Summary
As everyone prepares for the puppet show, Overdo plans to reveal his true identity to the fair-goers.
Meanwhile, Quarlous dons an outfit that makes him look like Trouble-All, and Dame Purecraft confesses her love for him. Quarlous gives up his pursuit of Grace Welborn, and she leaves with Winwife. Dame Purecraft rejects Zeal-of-the-Land Busy as a hypocrite.
As Quarlous leaves with Dame Purecraft, he is stopped by Overdo, as Overdo believes him to be Trouble-All and wants to reveal his true identity and thank him for his help. Quarlous accepts Overdo's reward for Trouble-All.
Littlewit arrives at the puppet show, but is told he must pay full price. He explains that he wrote the show, but does not want others knowing until he sees if the show is well-received.
Bartholomew Cokes confesses to Littlewit that he has lost everything at the fair including his money, his friends, and his clothes.
Everyone arrives for the puppet show, including Win Littlewit and Mistress Overdo, who are both drunk and dressed flamboyantly. The show begins with a brawl between the puppets and everyone is impressed. Zeal-of-the-Land Busy arrives to preach against the performance, and winds up in an argument with a puppet.
Overdo explains to everyone his true identity and recounts all the debauched behavior he has seen at the fair. Trouble-All arrives with Ursla, who explains that Quarlous stole Trouble-All's clothing. Just as Overdo is about to pass judgment on everyone, Mistress Overdo throws up on her husband. Quarlous then reminds Overdo of all the crimes he witness and failed to prevent. He suggests that Overdo invite them all over for dinner to acknowledge his shared fallibility. Overdo accepts.
Analysis
In the final act of the play, the play reaches its climax in the form of the puppet show presented by Littlewit. After following a series of complicated and chaotic plots for four acts, the audience finally sees the majority of characters together in one place. The puppet show draws everyone's attention, and as such functions in much the same way that other plays-within-a-play do on the early modern English stage.
Traditionally – and especially in Renaissance tragedies – when a play or performance appears on stage, it offers some commentary on the characters, conflicts, and events of the play that contains it. The most famous example of this meta-theatrical convention is Shakespeare's Hamlet, where Prince Hamlet uses a play to reveal his knowledge that his uncle killed his father.
In Bartholomew Fair, the performance at hand is not a play but a puppet show. This detail is significant because it comments on the absurdity of the events that have taken place so far at the fair. When Zeal-of-the-Land Busy engages in a debate with one of the puppets, he accuses them of sin for blurring the line between male and female. It is only when the puppet lifts up its skirt to reveal it is genderless that Busy admits defeat.
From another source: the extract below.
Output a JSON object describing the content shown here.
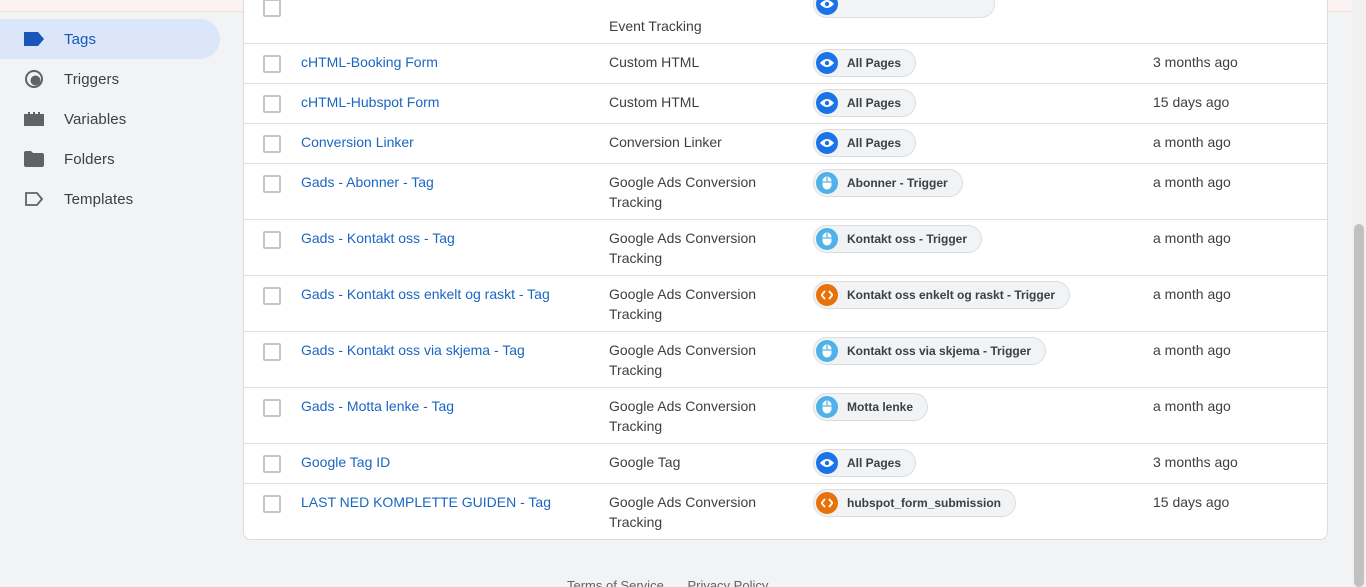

This exchange is significant because it is fundamentally preposterous; that it is a puppet who bests the hypocritical Busy emphasizes the play's upside-down, chaotic, and ridiculous nature in which its own characters delight at the fair.
Despite the continued chaos of the play's climax, the final act does, to some degree, re-establish a sense of order as the play concludes: Justice Overdo reveals his true identity, Busy announces that he is a changed man, Dame Purecraft and Grace Welborn are both married (though not to their original suitors), Littlewit and his wife are reunited, and everyone congregates at the home of the Overdos for dinner. This ending showcases the notion that Bartholomew Fair is a respite from the otherwise orderliness of society: with this day at the fair winding down, characters must return to a state of relative stability.
However, that the pre-fair status quo is not exactly recycled at the end of the play is significant, as it shows how the events of the fair have influenced its participants and their perception of their fellow Londoners. After Busy is bested by the puppet, he admits his own hypocrisy and claims to be changed forever. Likewise, Overdo concedes to having the group over for dinner as a type of penance for his own misdeeds and judgments against them. Thus, while Bartholomew Fair ends with a general sense of resolution, it attributes that resolution to the chaotic, inverted, and fun antics that have occurred throughout the play.